When Chaunce Jenkins hit a 3-pointer with 6:40 left in the first half, it was just the second made shot for Seton Hall.
The Pirates’ shooting improved across the final 20 minutes and even trimmed the Johnnies’ lead to 15 near the midway point, but consecutive turnovers by Prince Aligbe and Garwey Dual allowed that to quickly balloon back to 20.
After the first one, coach Shaheen Holloway threw his hands into the air as Luis lobbed the ball to Smith in transition, Smith returned an alley-oop back across the paint and Luis finished the dunk.
“Let’s go Johnnies” chants even broke out inside The Rock.
So Richmond aced perhaps his most difficult test of the year.
The Johnnies keep passing their conference tests, too. This was the vision they bought into when hiring Pitino after the 2023 NCAA Tournament.
This was the Year 2 jump that the 72-year-old coach’s track record suggested they’d make. To the upper tier of the conference.
To the NCAA Tournament field — and not just the conversation.

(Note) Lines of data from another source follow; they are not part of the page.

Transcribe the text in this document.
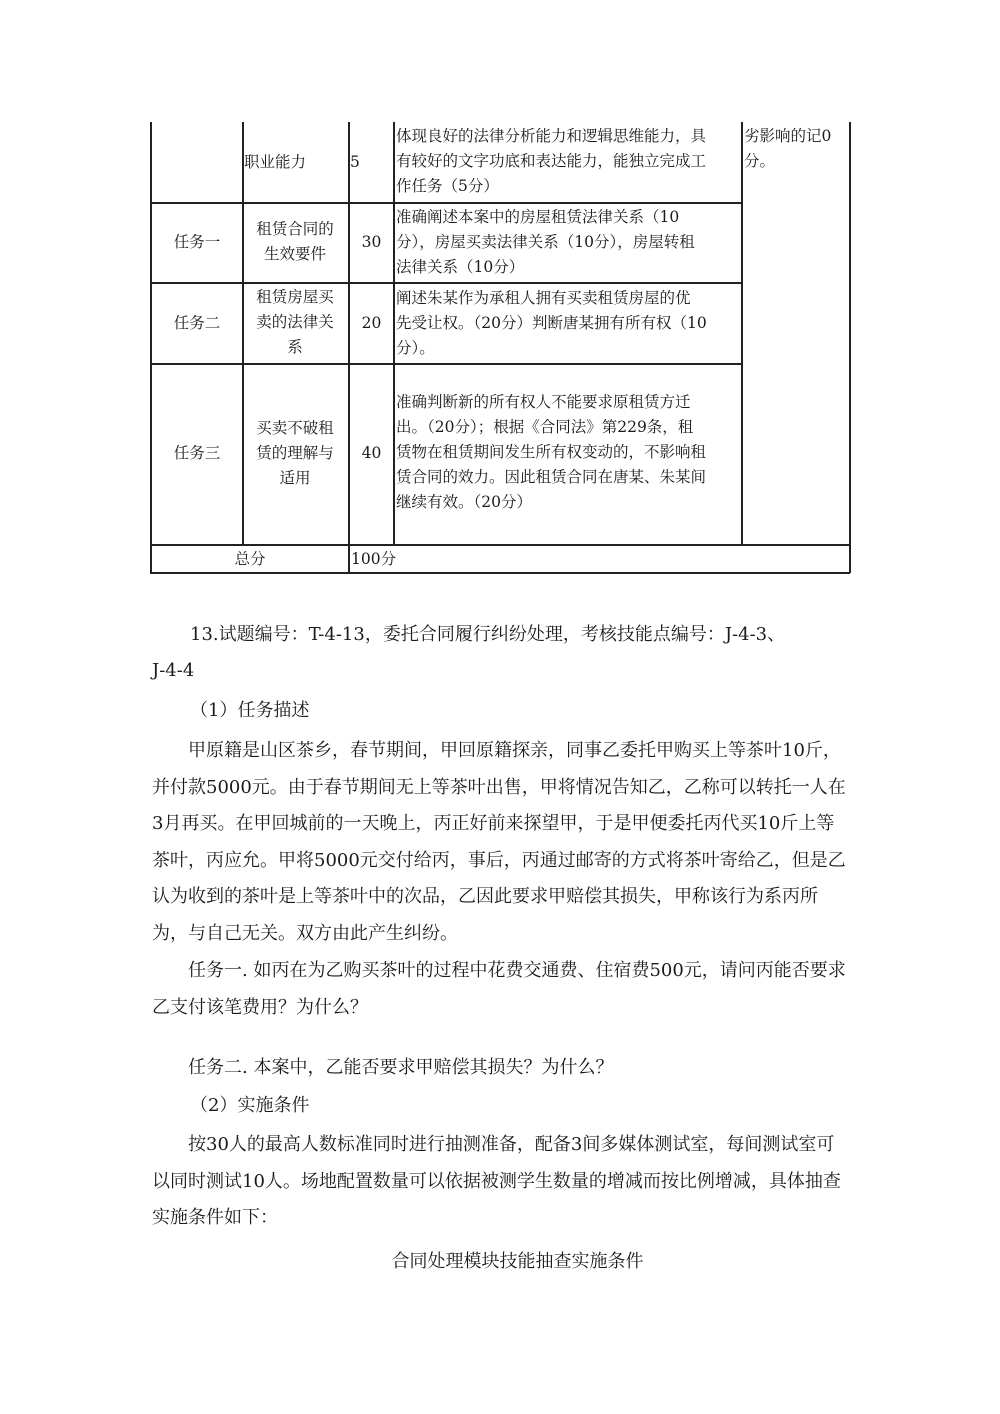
职业能力	5
体现良好的法律分析能力和逻辑思维能力，具
有较好的文字功底和表达能力，能独立完成工
作任务（5分）
劣影响的记0
分。
任务一
租赁合同的
生效要件
30
准确阐述本案中的房屋租赁法律关系（10
分），房屋买卖法律关系（10分），房屋转租
法律关系（10分）
任务二
租赁房屋买
卖的法律关
系
20
阐述朱某作为承租人拥有买卖租赁房屋的优
先受让权。（20分）判断唐某拥有所有权（10
分）。
任务三
买卖不破租
赁的理解与
适用
40
准确判断新的所有权人不能要求原租赁方迁
出。（20分）；根据《合同法》第229条，租
赁物在租赁期间发生所有权变动的，不影响租
赁合同的效力。因此租赁合同在唐某、朱某间
继续有效。（20分）
总分	100分
13.试题编号：T-4-13，委托合同履行纠纷处理，考核技能点编号：J-4-3、
J-4-4
（1）任务描述
甲原籍是山区茶乡，春节期间，甲回原籍探亲，同事乙委托甲购买上等茶叶10斤，并付款5000元。由于春节期间无上等茶叶出售，甲将情况告知乙，乙称可以转托一人在3月再买。在甲回城前的一天晚上，丙正好前来探望甲，于是甲便委托丙代买10斤上等茶叶，丙应允。甲将5000元交付给丙，事后，丙通过邮寄的方式将茶叶寄给乙，但是乙认为收到的茶叶是上等茶叶中的次品，乙因此要求甲赔偿其损失，甲称该行为系丙所为，与自己无关。双方由此产生纠纷。
任务一. 如丙在为乙购买茶叶的过程中花费交通费、住宿费500元，请问丙能否要求乙支付该笔费用？为什么？
任务二. 本案中，乙能否要求甲赔偿其损失？为什么？
（2）实施条件
按30人的最高人数标准同时进行抽测准备，配备3间多媒体测试室，每间测试室可以同时测试10人。场地配置数量可以依据被测学生数量的增减而按比例增减，具体抽查实施条件如下：
合同处理模块技能抽查实施条件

To relevance in the national conversation that has evaded the program since its glory days.
And at least for one Saturday night in the middle of January, in the heart of the college basketball season, inside a venue where they’d previously gone 1-12 against Seton Hall, with that Feb. 4 showdown against Marquette at the Garden now looming larger than ever, the Johnnies went back to Queens as Kings of the Big East.